We presume that the system will be secure so that people who are in the country illegally and are seeking the assimilation provided by a "local" ID won't be able to get the cards, even though (through bribery and insider connections) they were able to get driver's licenses without much trouble, and will immediately begin working to find ways to get National IDs if they feel them necessary.

If someone can explain how a national ID could make us more secure and how these major drawbacks will be avoided, then thinking people may be swayed. Until then, it will continue to be viewed as a panacea for all our ills only by those who haven't done any analysis of possible negative consequences of implementation.
posted by Dreama at 4:16 PM on February 6, 2002


McSweetie, my sister gets along fine without driving.

good for her, but I live 12 miles from the nearest grocery store, 32.5 miles from my job, and 50 miles from my school. and I'm sure there are occasions when someone else has to drive her someplace.

So it's a necessity for you, but not everyone. How's the view at the center of the world?


You accuse McSweetie of residing at the center of the world? How do you justify that when he merely told of his experiences in reference to someone else's? His examples are bit more extreme than mine but I am very much in the same situation that he is - as is 95% of the population in the area I live in. We require vehicles for employment and services to be accessible. Why that shocks you is beyond my grasp.

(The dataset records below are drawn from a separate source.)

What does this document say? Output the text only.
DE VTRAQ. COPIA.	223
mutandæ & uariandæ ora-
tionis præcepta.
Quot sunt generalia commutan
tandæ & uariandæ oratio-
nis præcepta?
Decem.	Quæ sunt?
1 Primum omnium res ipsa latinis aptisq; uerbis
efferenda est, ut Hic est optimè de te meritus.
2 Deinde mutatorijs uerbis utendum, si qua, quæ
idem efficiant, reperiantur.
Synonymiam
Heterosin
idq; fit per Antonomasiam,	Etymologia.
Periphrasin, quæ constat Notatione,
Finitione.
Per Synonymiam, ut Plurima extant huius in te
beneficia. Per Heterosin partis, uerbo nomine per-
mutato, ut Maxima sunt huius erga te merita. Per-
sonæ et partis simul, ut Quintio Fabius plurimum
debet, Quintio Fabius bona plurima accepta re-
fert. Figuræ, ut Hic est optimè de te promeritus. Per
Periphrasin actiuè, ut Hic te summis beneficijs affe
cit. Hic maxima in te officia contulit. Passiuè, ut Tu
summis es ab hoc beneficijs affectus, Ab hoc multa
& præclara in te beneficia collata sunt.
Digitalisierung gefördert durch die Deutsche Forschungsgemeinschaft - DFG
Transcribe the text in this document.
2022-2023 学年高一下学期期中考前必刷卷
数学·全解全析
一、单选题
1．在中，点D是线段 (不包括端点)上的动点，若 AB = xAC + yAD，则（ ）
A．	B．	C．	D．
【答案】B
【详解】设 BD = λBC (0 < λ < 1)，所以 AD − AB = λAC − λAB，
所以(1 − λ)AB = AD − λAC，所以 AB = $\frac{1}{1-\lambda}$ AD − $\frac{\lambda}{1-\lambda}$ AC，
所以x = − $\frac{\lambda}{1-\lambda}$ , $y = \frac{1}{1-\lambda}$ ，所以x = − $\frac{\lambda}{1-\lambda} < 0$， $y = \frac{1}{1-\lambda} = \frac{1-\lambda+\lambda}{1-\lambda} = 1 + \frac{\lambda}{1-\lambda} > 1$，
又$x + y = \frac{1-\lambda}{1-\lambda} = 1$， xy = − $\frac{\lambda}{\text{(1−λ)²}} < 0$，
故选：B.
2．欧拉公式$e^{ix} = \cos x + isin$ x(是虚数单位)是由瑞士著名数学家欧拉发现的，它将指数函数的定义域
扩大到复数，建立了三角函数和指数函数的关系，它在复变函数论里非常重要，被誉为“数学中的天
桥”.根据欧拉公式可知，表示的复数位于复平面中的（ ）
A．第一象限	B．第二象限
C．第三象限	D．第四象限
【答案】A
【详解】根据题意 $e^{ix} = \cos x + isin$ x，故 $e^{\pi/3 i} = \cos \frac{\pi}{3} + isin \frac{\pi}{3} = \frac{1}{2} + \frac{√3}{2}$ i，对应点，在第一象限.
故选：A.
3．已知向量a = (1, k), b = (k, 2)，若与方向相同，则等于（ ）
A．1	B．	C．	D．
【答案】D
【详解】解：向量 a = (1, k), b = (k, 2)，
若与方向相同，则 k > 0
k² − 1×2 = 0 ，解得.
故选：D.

Yeah darukaru, sure, when I travel to "the City that makes it's own gravy" (NYC) I generally drive to a nearby small city and take a $20, two hour bus ride in and use public transport while I'm there (except in the past when I had to haul band equipment to CBGB's in which case public transport was out of the question.) If you came to my town by bus and didn't have someone else to drive you around, your first act would be to rent a car or you would drastically limit your options. Since you list your location as Pittsburgh and I happen to have a few friends in that area (one in Squirrel Hill area, one in Green Tree and two in the city proper) I'd like to comment that EVERY one of them finds a vehicle to be a neccessity for their professions. It seems to me that you are being somewhat more centric than McSweetie by a long shot.
posted by RevGreg at 7:29 PM on February 6, 2002


As you wish, but 95% of my family and friends find Pittsburgh's public transportation system quite adequate for getting to *their* jobs and education. I don't own a car myself, and I don't have a license, and oddly enough I don't find my actions limited in any way. If you *must* know, I took offense at mcsweetie's instant dismissal of SpecialK's experiences in the same way you accuse me of doing. Perhaps anecdotal evidence is not the way to go in this discussion.

I just find it hard to swallow the idea of something (automobiles and driving) which wasn't even around a little over 100 years ago being considered a basic human right. What percentage of the global population owns a car, as opposed to what percentage of the population in America?
posted by darukaru at 7:42 PM on February 6, 2002


just curious-- if you don't have a license, what form of ID do you use? Do you carry your passport around?